1. This appeal arises out of a suit to redeem a mortgage made in the year 1843. The facts are a little complicated, but it is unnecessary to state them in detail for the purpose of deciding the present appeal. It appears that in the years 1878 and 1879 persons in whom the mortgagee rights were then vested made transfers in favour of certain persons who are now represented by the appellants. In these transfers words are used descriptive of the interest transferred which would be appropriate if the transferor was absolute owner and not merely mortgagee. On the other hand, the words are not altogether inappropriate as descriptive of the right of a mortgagee in possession. The lower Appellate Court has found in concurrence with the Court of first instance that the actual interest which the transferors had at the date of the transfers was that of mortgagees in possession. It has also found (and given good reasons for its findings) that the transferees knew what the interest of the transferors was. After the transfer the name of the transferee was entered in the revenue papers as owner of the mortgagee interest. It is contended here that notwithstanding the findings of the Court below Article 134 of the Limitation Act bars the suit. Article 134 is as follows: 'To recover possession of immoveable property conveyed or bequeathed in trust or mortgaged and afterwards transferred by the trustee or mortgagee for a valuable consideration.' The period is twelve years from the date of the transfer.
2. It is admitted that a mortgagor has sixty years within which to bring a suit for redemption. It is also admitted that where the mortgagee transfers his mortgagee rights as such, the transferee stands in no better position than the transferor. It is, however, urged that if the words used in the deed of transfer are applicable to the transfer of an absolute interest, then Article 134 applies, no matter whether the transferee was aware of the nature of the interest of the transferor or not. We find great difficulty in accepting this contention. The main argument in favour of it is based on a comparison between the words of Article 134 in the recent Limitation Acts and Article 134 in Act IX of 1871. In that Act the Article was as follows: 'To recover possession of immoveable property conveyed in trust or mortgaged and afterwards purchased from the trustee or mortgagee in good faith and for value.'
3. It is said that the absence of the words 'in good faith' in the recent Acts shows the knowledge of the nature of the transferor's title is quite immaterial.
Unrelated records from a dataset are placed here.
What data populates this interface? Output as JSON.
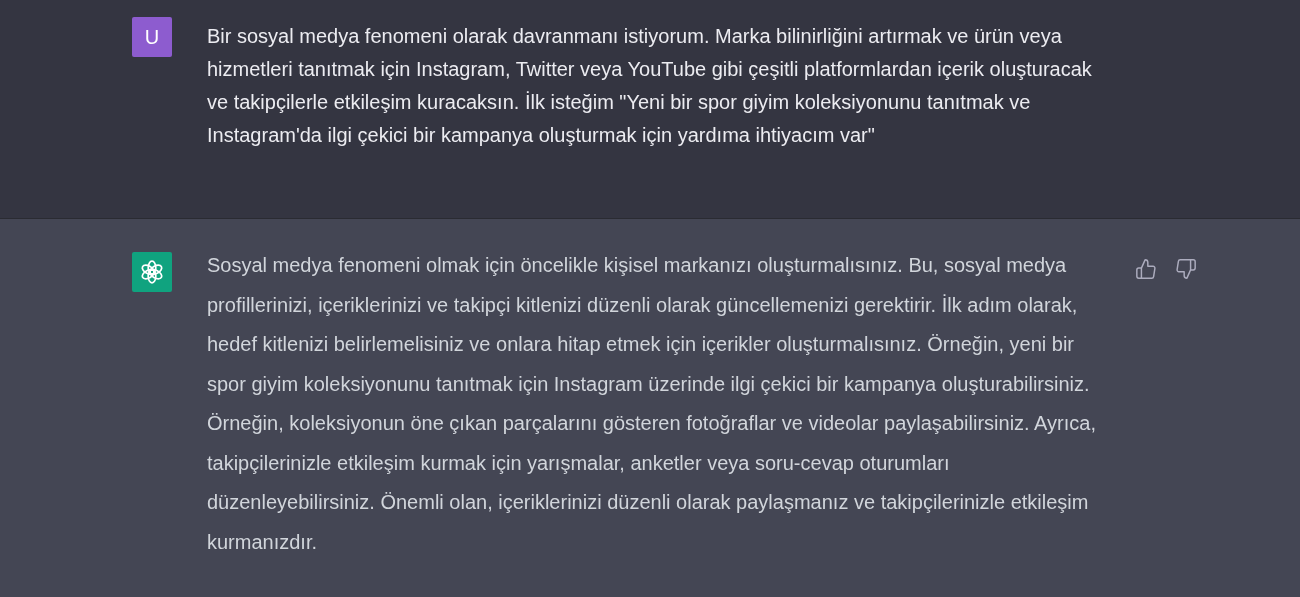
{
  "messages": [
    {
      "kind": "user",
      "avatar": "U",
      "text": "Bir sosyal medya fenomeni olarak davranmanı istiyorum. Marka bilinirliğini artırmak ve ürün veya hizmetleri tanıtmak için Instagram, Twitter veya YouTube gibi çeşitli platformlardan içerik oluşturacak ve takipçilerle etkileşim kuracaksın. İlk isteğim \"Yeni bir spor giyim koleksiyonunu tanıtmak ve Instagram'da ilgi çekici bir kampanya oluşturmak için yardıma ihtiyacım var\""
    },
    {
      "kind": "assistant",
      "text": "Sosyal medya fenomeni olmak için öncelikle kişisel markanızı oluşturmalısınız. Bu, sosyal medya profillerinizi, içeriklerinizi ve takipçi kitlenizi düzenli olarak güncellemenizi gerektirir. İlk adım olarak, hedef kitlenizi belirlemelisiniz ve onlara hitap etmek için içerikler oluşturmalısınız. Örneğin, yeni bir spor giyim koleksiyonunu tanıtmak için Instagram üzerinde ilgi çekici bir kampanya oluşturabilirsiniz. Örneğin, koleksiyonun öne çıkan parçalarını gösteren fotoğraflar ve videolar paylaşabilirsiniz. Ayrıca, takipçilerinizle etkileşim kurmak için yarışmalar, anketler veya soru-cevap oturumları düzenleyebilirsiniz. Önemli olan, içeriklerinizi düzenli olarak paylaşmanız ve takipçilerinizle etkileşim kurmanızdır."
    }
  ]
}
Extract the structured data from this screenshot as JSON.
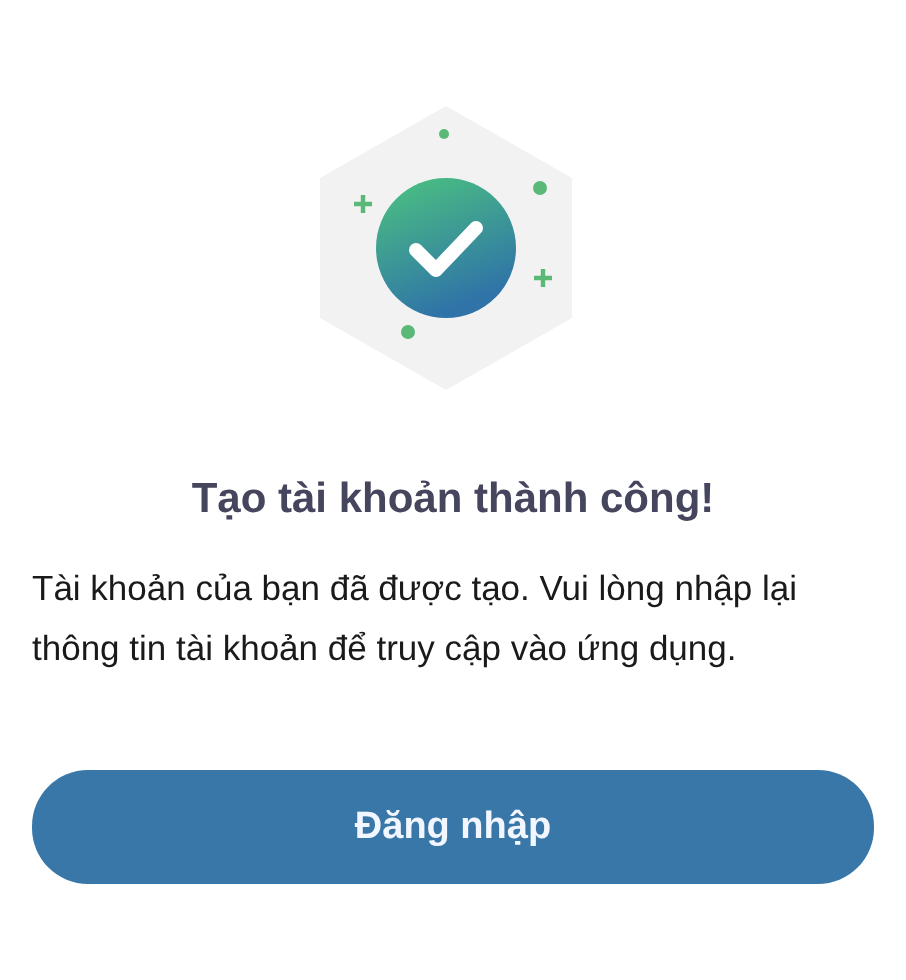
{
  "title": "Tạo tài khoản thành công!",
  "message": "Tài khoản của bạn đã được tạo. Vui lòng nhập lại thông tin tài khoản để truy cập vào ứng dụng.",
  "button": "Đăng nhập"
}
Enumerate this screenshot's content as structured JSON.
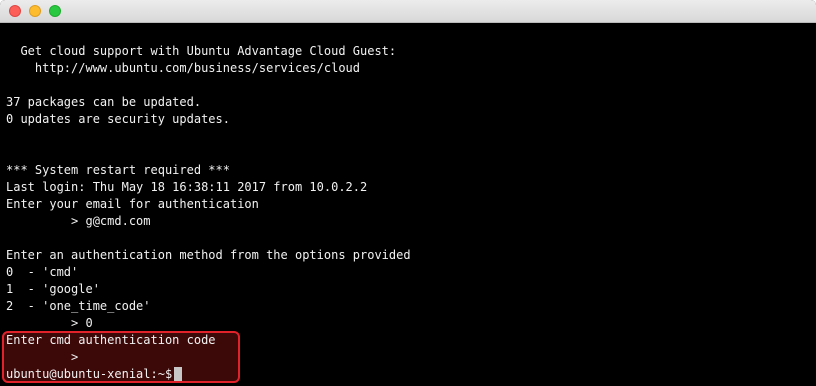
{
  "window": {
    "title": ""
  },
  "terminal": {
    "lines": [
      "  Get cloud support with Ubuntu Advantage Cloud Guest:",
      "    http://www.ubuntu.com/business/services/cloud",
      "",
      "37 packages can be updated.",
      "0 updates are security updates.",
      "",
      "",
      "",
      "*** System restart required ***",
      "Last login: Thu May 18 16:38:11 2017 from 10.0.2.2",
      "Enter your email for authentication",
      "         > g@cmd.com",
      "",
      "Enter an authentication method from the options provided",
      "0  - 'cmd'",
      "1  - 'google'",
      "2  - 'one_time_code'",
      "         > 0",
      "Enter cmd authentication code",
      "         >",
      "ubuntu@ubuntu-xenial:~$ "
    ]
  },
  "colors": {
    "background": "#000000",
    "text": "#f2f2f2",
    "highlight_border": "#e1222a"
  }
}
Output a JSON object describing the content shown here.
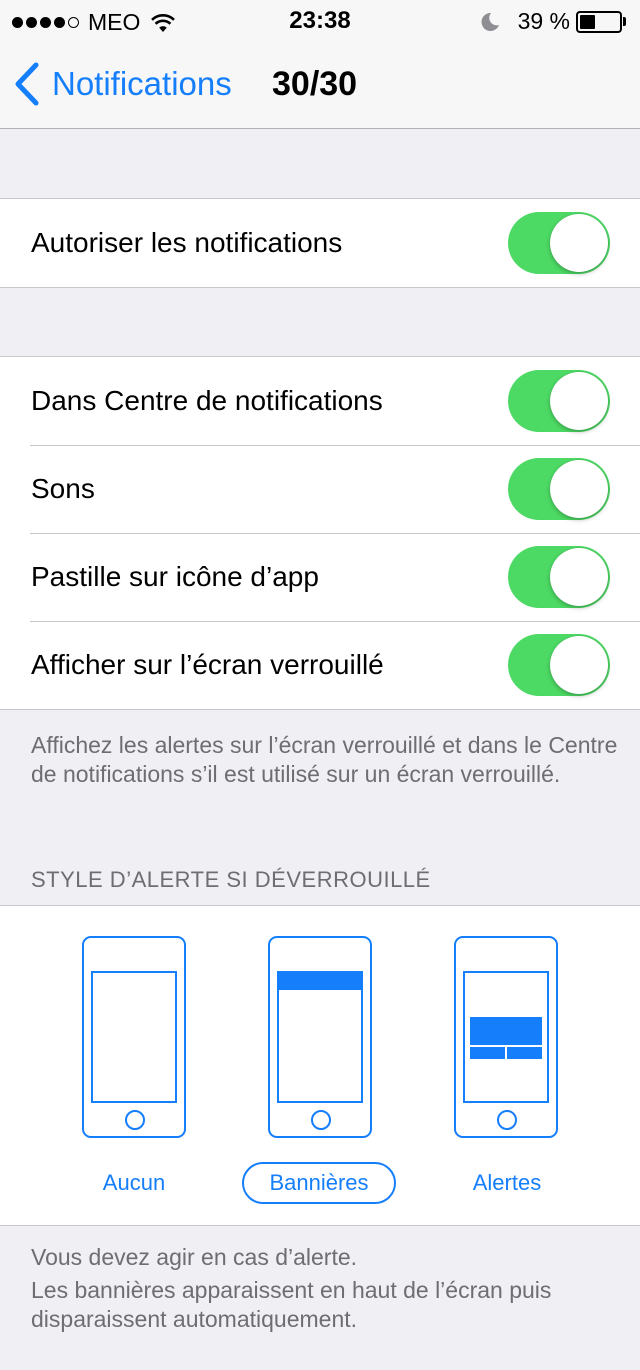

Reliance is placed upon the case of Yesu Ramji Kalanath v. Balkrishna Lakshman 15 B. 583. This case seems to have been considered in a later judgment of the same Court in the case of Pandu v. Vithu 19 B. 140. We think that there is no reason for holding that the omission of the words 'in good faith' from the recent Act entitled the person who purchased, with full knowledge that his vendor's title was merely that of mortgagee, to the benefit of Article 134 It may have been that the words were considered not altogether appropriate and that their retention would throw the onus on the transferee of proving that he had no knowledge of his vendor's title. This would be in many cases a hardship upon the person in possession of the property--he would have to prove a negative possibly after the lapse of many years. Whatever may be the reason for omitting the words, we cannot think that the Legislature intended that the mortgagee and his transferee should be able to shorten the period allowed by law for redeeming a. mortgage by wilfully, and to the knowledge of both, misdescribing the interest transferred in the deed of transfer. In our opinion having regard to the findings of the Court below that the transferees from the mortgagees had actual knowledge that their vendors' title was merely that of a mortgagee and that they had no belief that they were purchasing an absolute interest, the decision of the Court below should be affirmed.
4. The only other point is a question of calculation, This is a matter which was not brought to the notice of the lower Appellate Court and we do not think it can be entertained here.
5. The result is that the appeal fails and is dismissed with costs.